Poesie ritmiche e struggenti in forma di note musicali che fluiscono raffinatamente e che si amalgamano alla perfezione l’una con l’altra, evocando suggestioni mistiche e profonde in cui è lieto perdersi. Questo, e molto altro, è stato ieri – sabato 18 ottobre – lo spettacolo del pianista jazz Francesco Turrisi, torinese di 48 anni, al Teatro degli Intrepidi Monelli del direttore artistico Sergio Piano in quel di viale Sant’Avendrace a Cagliari, organizzato da Forma e Poesia nel Jazz di Nicola Spiga in occasione dell’omonima rassegna che coinvolge, da quasi trent’anni, alcuni degli esponenti di maggior rilievo del jazz e di ciò che a esso sta attorno.
Turrisi, trasferitosi dal 2004 in Irlanda, rappresenta uno dei pianisti più talentuosi in circolazione, vincitore di premi di assoluto spessore come il Grammy Award nel 2022 con il disco insieme a Rhiannon Giddens ‘’They’re calling me home’’ come miglior album folk. L’aria che si respira durante la serata, sin dall’attesa, è quella delle grandi occasioni: per Francesco Turrisi è la prima volta in Sardegna, ad accoglierlo un pubblico nutrito di un’ottantina di persone che riempiono il teatro. A prendere la parola poco prima dell’inizio è l’organizzatore Nicola Spiga che fa una breve presentazione dell’artista, il quale sale sul palco alle 21.10 dando vita a uno spettacolo all’insegna della raffinatezza e di una accurata ricercatezza stilistica che traspare da subito.
Appena si accosta al pianoforte e comincia a suonare, non è difficile capire il perché Francesco Turrisi venga soprannominato ‘’alchimista musicale’’. L’artista accarezza i tasti, eseguendo magistralmente la sua prima composizione ovvero ‘’Paolo e Francesca’’, un brano di vecchia data ma che non smette mai di suscitare emozioni intense.
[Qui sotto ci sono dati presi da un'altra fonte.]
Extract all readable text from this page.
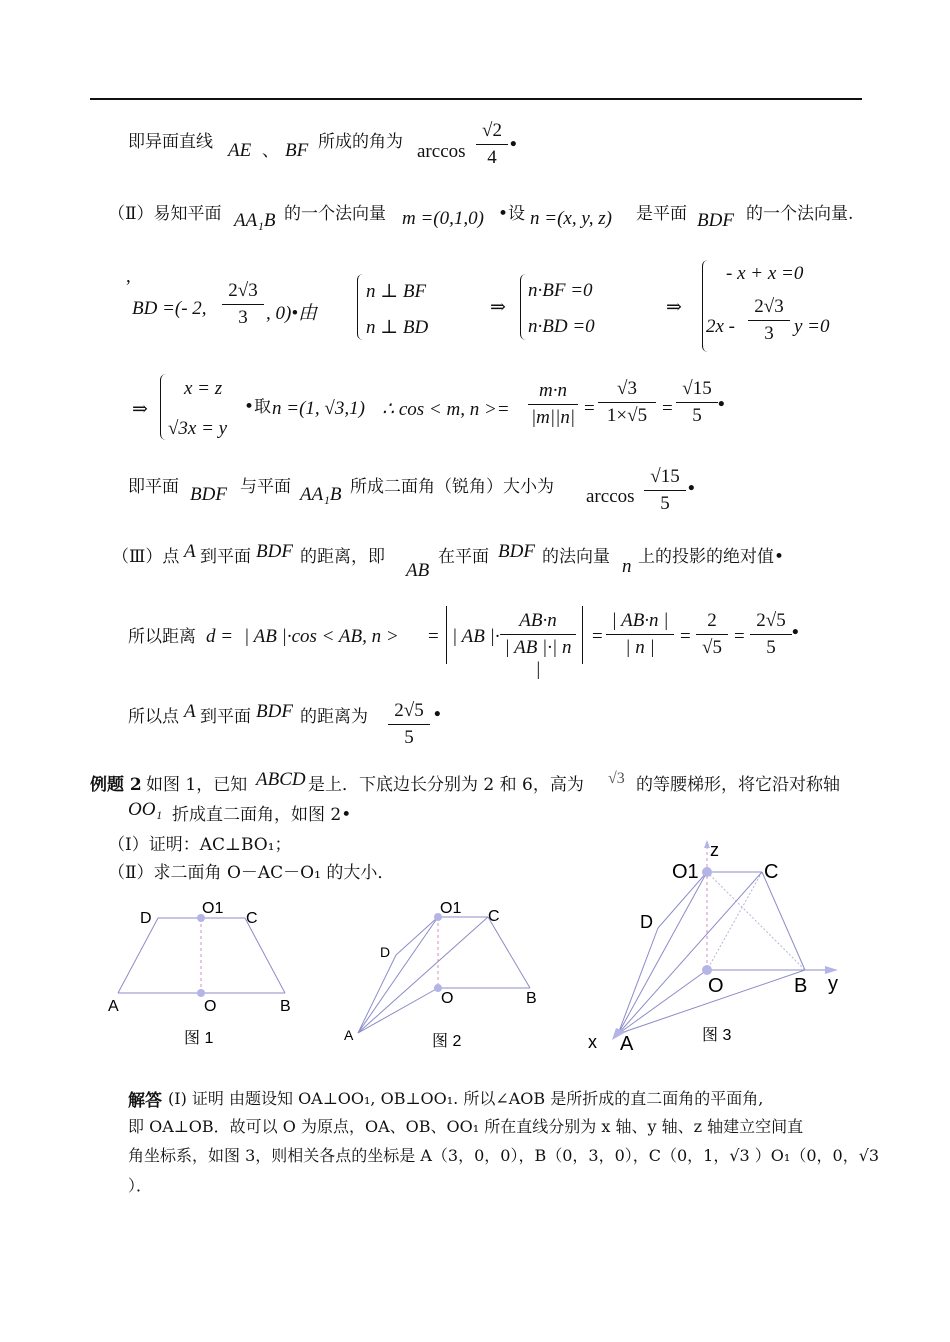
即异面直线 AE 、 BF 所成的角为 arccos
√2
4
•
（Ⅱ）易知平面 AA₁B 的一个法向量 m =(0,1,0) •设 n =(x, y, z) 是平面 BDF 的一个法向量.
,
BD =(- 2,
2√3
3 , 0)•由
n ⊥ BF
n ⊥ BD
⇒
n·BF =0
n·BD =0
⇒
- x + x =0
2x -
2√3
3	y =0
⇒
x = z
√3x = y
•取 n =(1, √3,1) ∴ cos < m, n >=
m·n
|m||n| =
√3
1×√5 =
√15
5
•
即平面 BDF 与平面 AA₁B 所成二面角（锐角）大小为 arccos
√15
5
•
（Ⅲ）点 A 到平面 BDF 的距离，即
AB
在平面 BDF 的法向量 n 上的投影的绝对值•
所以距离 d = | AB |·cos < AB, n > = | AB |·
AB·n
| AB |·| n |
=
| AB·n |
| n |
=
2
√5
=
2√5
5
•
所以点 A 到平面 BDF 的距离为	2√5
5
•
例题 2 如图 1，已知 ABCD 是上．下底边长分别为 2 和 6，高为 √3 的等腰梯形，将它沿对称轴
OO₁ 折成直二面角，如图 2•
（Ⅰ）证明：AC⊥BO₁；
（Ⅱ）求二面角 O－AC－O₁ 的大小．
D
O1
C
A	O	B
图 1
O1 C
D
O	B
A	图 2
z
O1	C
D
O	B y
x A	图 3
解答 (Ⅰ) 证明 由题设知 OA⊥OO₁, OB⊥OO₁. 所以∠AOB 是所折成的直二面角的平面角,
即 OA⊥OB．故可以 O 为原点，OA、OB、OO₁ 所在直线分别为 x 轴、y 轴、z 轴建立空间直
角坐标系，如图 3，则相关各点的坐标是 A（3，0，0），B（0，3，0），C（0，1，√3 ）O₁（0，0，√3
）．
Il secondo brano rappresenta un tributo significativo alle sue origini sicule: nella fase iniziale del brano si sentono le voci degli ambulanti con le quali Francesco si svegliava la mattina quando trascorreva del tempo nel paese natale dei propri genitori ovvero San Vito Lo Capo. È un brano struggente che trasmette tutti i profumi del Mediterraneo, la magia delle estati della propria infanzia in cui tutto sembrava avere un fascino unico e irripetibile.
Francesco, tra un brano e l’altro, si rivolge al pubblico, presentando i pezzi che eseguirà e rivelando alcuni aneddoti relativi alla loro storia. Molto interessante e significativa una sua riflessione relativa ai generi musicali. «Non credo molto ai generi musicali», sottolinea, «penso sia solo una definizione per vendere più dischi o talvolta anche per escludere qualcuno». Ciò che crea Francesco Turrisi va al di là dei generi e delle categorizzazioni, nutrendosi delle tante influenze fatte proprie nel corso degli anni, che confluiscono in un insieme ipnotico e suggestivo. Quelli che crea con i suoi brani sono veri e propri mondi, in grado di comunicare l’uno con l’altro e di compenetrarsi a vicenda. Le sue composizioni hanno sfumature variopinte che racchiudono sentimenti come malinconia, gioia, curiosità e nostalgia.
Di rilievo la sua riflessione sull’essenza dell’approcciarsi a uno strumento come il pianoforte. «Ogni sera è un’avventura diversa», puntualizza. «Suonare il piano è un po’ come volare e al contempo cadere, ci si trova sempre in bilico, proprio per questo è importante imparare a trovare il proprio equilibrio». Non mancano gli aneddoti durante la serata, come ad esempio la conoscenza di una comunità sarda durante gli anni di studio al Conservatorio dell’Aja nei Paesi Bassi. Ironia, professionalità spiccata, amore autentico per ciò che fa e la curiosità di cimentarsi sempre in qualcosa di nuovo: tutto questo caratterizza Francesco Turrisi, artista sopra e sotto il palco, dai modi eleganti e dalla gentilezza per nulla scontata in una società complessa come quella in cui viviamo.
C’è spazio per un ultimo pezzo in cui coinvolge il pubblico che diventa un coro vivace di tante voci che si amalgamano bene insieme, creando vocalizzi in perfetta sintonia con la melodia del pianoforte. Verso le 22.20 si accendono nuovamente le luci, non manca un saluto anche all’ideatore della rassegna ovvero Giorgio Murtas, l’uscita di scena di Francesco non poteva che essere accompagnata da un lungo e affettuoso applauso. Fuori dal teatro, le persone si riversano nel lungo viale alberato, ognuna diretta verso una destinazione diversa ma tutte accomunate dall’aver condiviso un momento di grande eleganza all’insegna della poesia che solo il jazz sa trasmettere.